In what was predicted to be a challenging year for banks, the return on assets for banks as a whole increased from 1.1 per cent to 1.3 per cent. Apart from NIM staying high, several factors contributed to the improvement: A higher rate of loan growth, lower provisions, higher trading income, and higher fee income. The return on assets for PSBs is 0.9 per cent, pretty close to the figure of 1 per cent that is something of an international benchmark. We seem to be getting back to banking’s heady days of the early 2000s.
Privatisation of PSBs, promised in successive budgets of the past, has been on hold. The privatisation of IDBI Bank, which was initiated in 2018, is yet to be completed. At a return on assets of 1 per cent, PSBs can generate enough capital through internal surpluses and from the market to sustain themselves. They will not pose large demands on the exchequer. The return to health of PSBs means that privatisation will likely lose its impetus.
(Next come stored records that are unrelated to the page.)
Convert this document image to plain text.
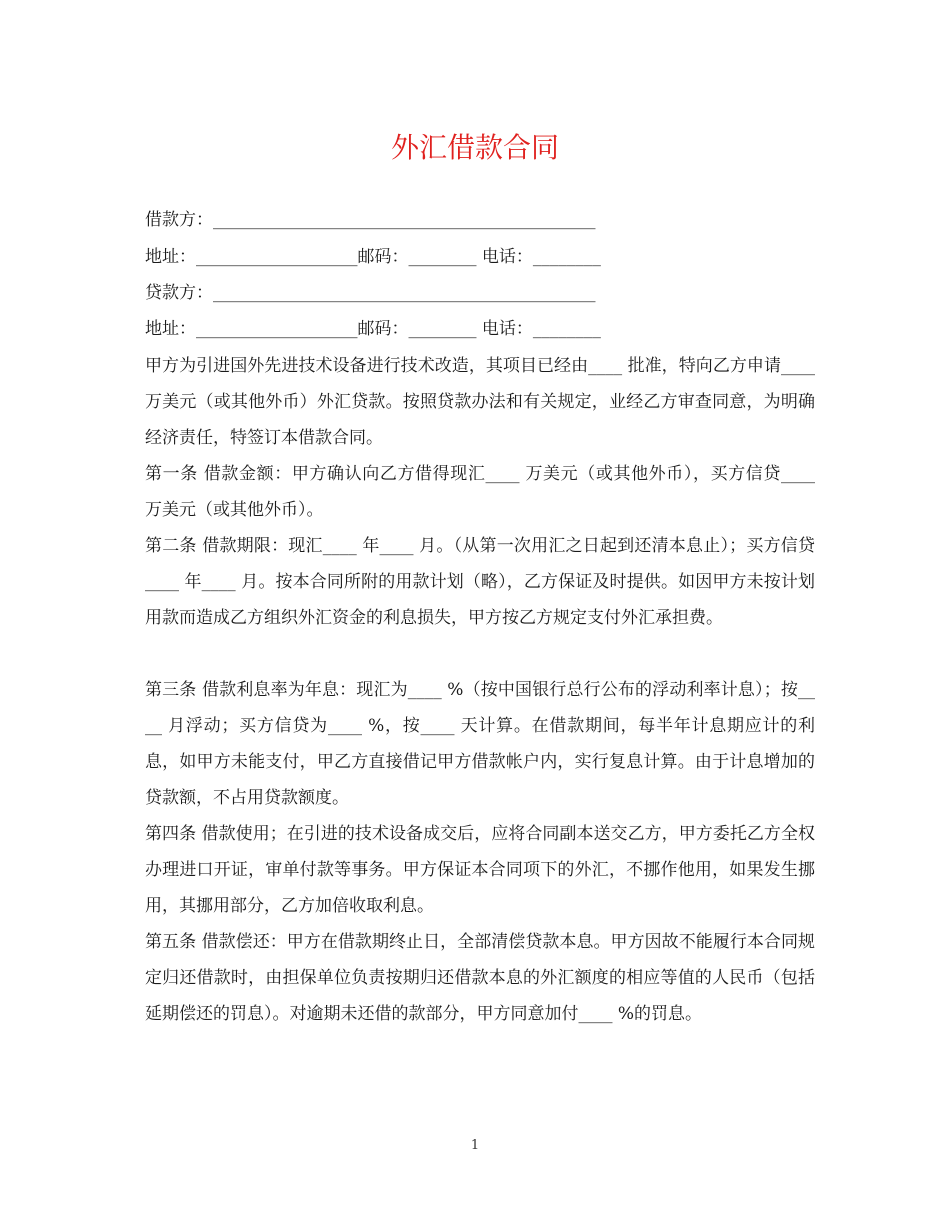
外汇借款合同
借款方：_____________________________________________
地址：___________________邮码：________ 电话：________
贷款方：_____________________________________________
地址：___________________邮码：________ 电话：________
甲方为引进国外先进技术设备进行技术改造，其项目已经由____ 批准，特向乙方申请____ 万美元（或其他外币）外汇贷款。按照贷款办法和有关规定，业经乙方审查同意，为明确经济责任，特签订本借款合同。
第一条 借款金额：甲方确认向乙方借得现汇____ 万美元（或其他外币），买方信贷____ 万美元（或其他外币）。
第二条 借款期限：现汇____ 年____ 月。（从第一次用汇之日起到还清本息止）；买方信贷____ 年____ 月。按本合同所附的用款计划（略），乙方保证及时提供。如因甲方未按计划用款而造成乙方组织外汇资金的利息损失，甲方按乙方规定支付外汇承担费。
第三条 借款利息率为年息：现汇为____ %（按中国银行总行公布的浮动利率计息）；按____ 月浮动；买方信贷为____ %，按____ 天计算。在借款期间，每半年计息期应计的利息，如甲方未能支付，甲乙方直接借记甲方借款帐户内，实行复息计算。由于计息增加的贷款额，不占用贷款额度。
第四条 借款使用；在引进的技术设备成交后，应将合同副本送交乙方，甲方委托乙方全权办理进口开证，审单付款等事务。甲方保证本合同项下的外汇，不挪作他用，如果发生挪用，其挪用部分，乙方加倍收取利息。
第五条 借款偿还：甲方在借款期终止日，全部清偿贷款本息。甲方因故不能履行本合同规定归还借款时，由担保单位负责按期归还借款本息的外汇额度的相应等值的人民币（包括延期偿还的罚息）。对逾期未还借的款部分，甲方同意加付____ %的罚息。
1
Banks have increased the share of retail and service sectors in total credit over the last two decades. Sustained growth in these sectors has so far not told on asset quality. Gross NPAs in retail loans declined from a high of 2.1 per cent in June 2022 to 1.2 per cent in March 2024. Unsecured retail lending has long been seen as a vulnerable area in retail loans. However, asset quality of unsecured retail lending too is showing improvement, with gross NPA ratio at 1.5 per cent, compared to 1.6 per cent a year ago.
It’s almost as if, after the infrastructure imbroglio of the early 2000s, banks can’t put a foot wrong now. Tighter regulation and supervision, an improvement in risk management at the bank level and better selection of leaders at PSBs through the Financial Services Institutions Bureau have all contributed to the improvement.
Can Indian banking keep going the way it has in the past few years? On the face of it, there seems to be little reason why it can’t. Banking is a play on the economy. The Indian economy looks set to grow at around 6.5 per cent over the long term. The FSR thinks credit growth of 16-18 per cent can happen without seriously impacting asset quality.
At the same time, competition for deposits will remain intense. Net financial saving, the FSR notes, has declined to 5.3 per cent of GDP during 2022-23 from an average of 8.0 per cent during 2013-2022. The RBI Annual Report shows that the share of deposits in gross financial savings has declined from a peak of 6.3 per cent in 2016-17 to 4 per cent in 2022-23.
The crucial question, then, is whether retail loans can continue to drive bank revenues and profits as they have in the recent past. The FSR sounds a note of caution. It points out that household debt to GDP at 40 per cent in India is below that in emerging markets. However, in relation to GDP per capita, it is quite high. Nevertheless, the record of the past five years suggests that we are still some distance away from the point where banks’ focus on retail loans may turn counterproductive.
Many have commented on the remarkable resilience the Indian economy has displayed in the post-Covid years in the face of lacklustre global growth. The banking sector’s stability is a key factor underpinning that resilience. Our banking sector model drew scathing criticism from several quarters in the post-reform era. Its remarkable success in recent years should silence critics.